Join us and help build AI-native telecom platforms powered by custom, domain-tuned language models and help build the future of connected intelligence in telecommunications.
What Do We Expect From You
As a Senior AI Engineer - Generative AI, you will design, train and deploy customized LLMs optimized for telecom domain knowledge, reasoning and structured content generation.
You will work across the full model lifecycle - data preparation, continued pre-training, fine-tuning, evaluation and production deployment - and collaborate with platform teams to integrate these models into real systems.
Roles & Responsibilities:
- Cultivate a culture of engineering excellence, innovation, and continuous improvement.
- Design and implement LLM training and adaptation pipelines, including:
- Continued Pre-Training (CPT) on domain-specific corpora
- Supervised Fine-Tuning (SFT) and instruction tuning
- Prepare and curate large-scale telecom-specific datasets for model training:
- Technical documents, logs, tickets, procedures, specifications
- Build domain-specialized "writing and reasoning models" for:
- Technical documentation generation
- Incident summaries and root-cause narratives
- Network insights and operational explanations
- Evaluate and benchmark LLMs for: Domain accuracy and reasoning quality
- Factuality, consistency, and hallucination reduction
- Optimize training and inference for cost, latency, and scalability.
- Collaborate with GenAI platform teams to deploy fine-tuned models as secure, scalable services.
- Integrate fine-tuned models with RAG and tool-augmented workflows where appropriate (not RAG-only).
- Contribute to internal best practices for model training, evaluation, and governance
Requirements
- Bachelor's or Master's degree in Computer Science, Engineering, Mathematics, or a related field.

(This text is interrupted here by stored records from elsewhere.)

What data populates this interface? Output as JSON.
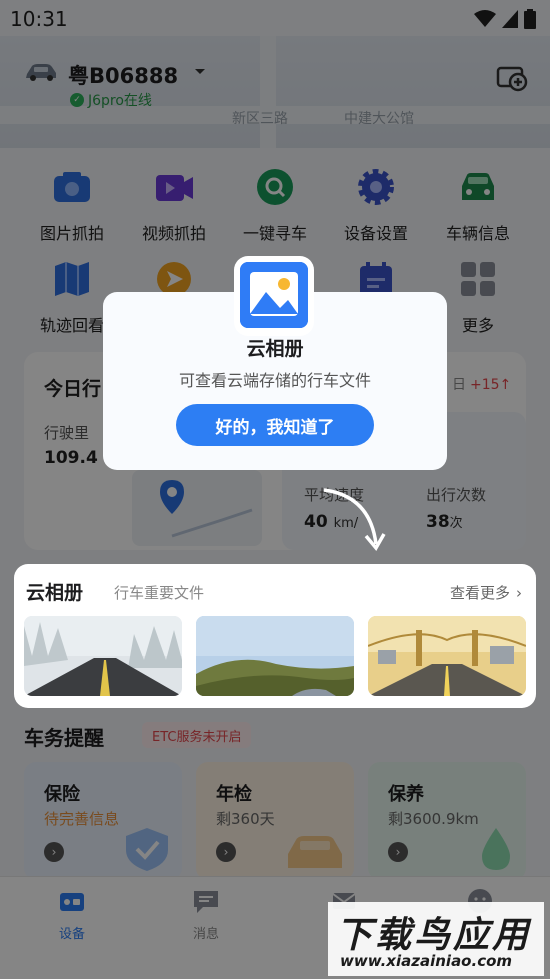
{
  "status_bar": {
    "time": "10:31"
  },
  "header": {
    "plate": "粤B06888",
    "status": "J6pro在线",
    "map_labels": [
      "新区三路",
      "中建大公馆"
    ]
  },
  "quick_actions": [
    {
      "label": "图片抓拍",
      "icon": "camera-icon"
    },
    {
      "label": "视频抓拍",
      "icon": "video-icon"
    },
    {
      "label": "一键寻车",
      "icon": "find-car-icon"
    },
    {
      "label": "设备设置",
      "icon": "gear-icon"
    },
    {
      "label": "车辆信息",
      "icon": "car-icon"
    },
    {
      "label": "轨迹回看",
      "icon": "map-icon"
    },
    {
      "label": "",
      "icon": "navigate-icon"
    },
    {
      "label": "",
      "icon": "album-icon"
    },
    {
      "label": "",
      "icon": "calendar-icon"
    },
    {
      "label": "更多",
      "icon": "more-grid-icon"
    }
  ],
  "today": {
    "title": "今日行",
    "badge_text": "日",
    "badge_delta": "+15",
    "mileage_label": "行驶里",
    "mileage_value": "109.4",
    "avg_speed_label": "平均速度",
    "avg_speed_value": "40",
    "avg_speed_unit": "km/",
    "trips_label": "出行次数",
    "trips_value": "38",
    "trips_unit": "次"
  },
  "popup": {
    "title": "云相册",
    "description": "可查看云端存储的行车文件",
    "confirm_label": "好的，我知道了"
  },
  "album": {
    "title": "云相册",
    "subtitle": "行车重要文件",
    "more_label": "查看更多"
  },
  "reminders": {
    "title": "车务提醒",
    "etc_badge": "ETC服务未开启",
    "cards": [
      {
        "title": "保险",
        "subtitle": "待完善信息",
        "subtitle_color": "#e8913a"
      },
      {
        "title": "年检",
        "subtitle": "剩360天",
        "subtitle_color": "#666666"
      },
      {
        "title": "保养",
        "subtitle": "剩3600.9km",
        "subtitle_color": "#666666"
      }
    ]
  },
  "tabs": [
    {
      "label": "设备",
      "active": true
    },
    {
      "label": "消息",
      "active": false
    },
    {
      "label": "",
      "active": false
    },
    {
      "label": "",
      "active": false
    }
  ],
  "watermark": {
    "big": "下载鸟应用",
    "small": "www.xiazainiao.com"
  },
  "colors": {
    "primary": "#2d7ef3",
    "online": "#2a9a4a",
    "alert": "#e5484d"
  }
}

- 4-7 years of experience in AI / ML engineering, with hands-on experience in LLM fine-tuning or adaptation.
- Strong proficiency in Python and deep learning frameworks such as PyTorch.
- Experience working with transformer-based language models.
- Practical experience with SFT, instruction tuning, or CPT workflows.
- Experience in building and training Large Language Models (LLMs) from scratch, including tokenizer design, data curation, pretraining (CPT), and scaling strategies.
- Proven experience experimenting with LLM architectures and training strategies (e.g., hyperparameter tuning, curriculum learning, alignment techniques), and evaluating model performance across diverse benchmarks
- Understanding of distributed training concepts and GPU-based workloads.
- Experience deploying trained models into production environments
- Strong foundation in data modeling, microservices and event-driven architectures.
- Demonstrated experience integrating customer and network analytics systems for business insights.
Knowledge, Skills, Abilities, Competencies
- Deep understanding of LLM training dynamics and token-level behavior.
- Experience with data preprocessing, tokenization, and curriculum design.
- Familiarity with LLM evaluation methodologies (BLEU, ROUGE, perplexity, task-based evals, human-in-the-loop).
- Knowledge of parameter-efficient tuning methods (LoRA, adapters, QLoRA) and trade-offs vs full fine-tuning
- Understanding of model safety, bias, alignment techniques (RLHF/DPO) and domain alignment challenges.
- Strong problem-solving skills and attention to model quality.
- Ability to collaborate effectively across research, engineering, and product teams.
- Ability to translate technical outcomes into measurable business and customer experience impact.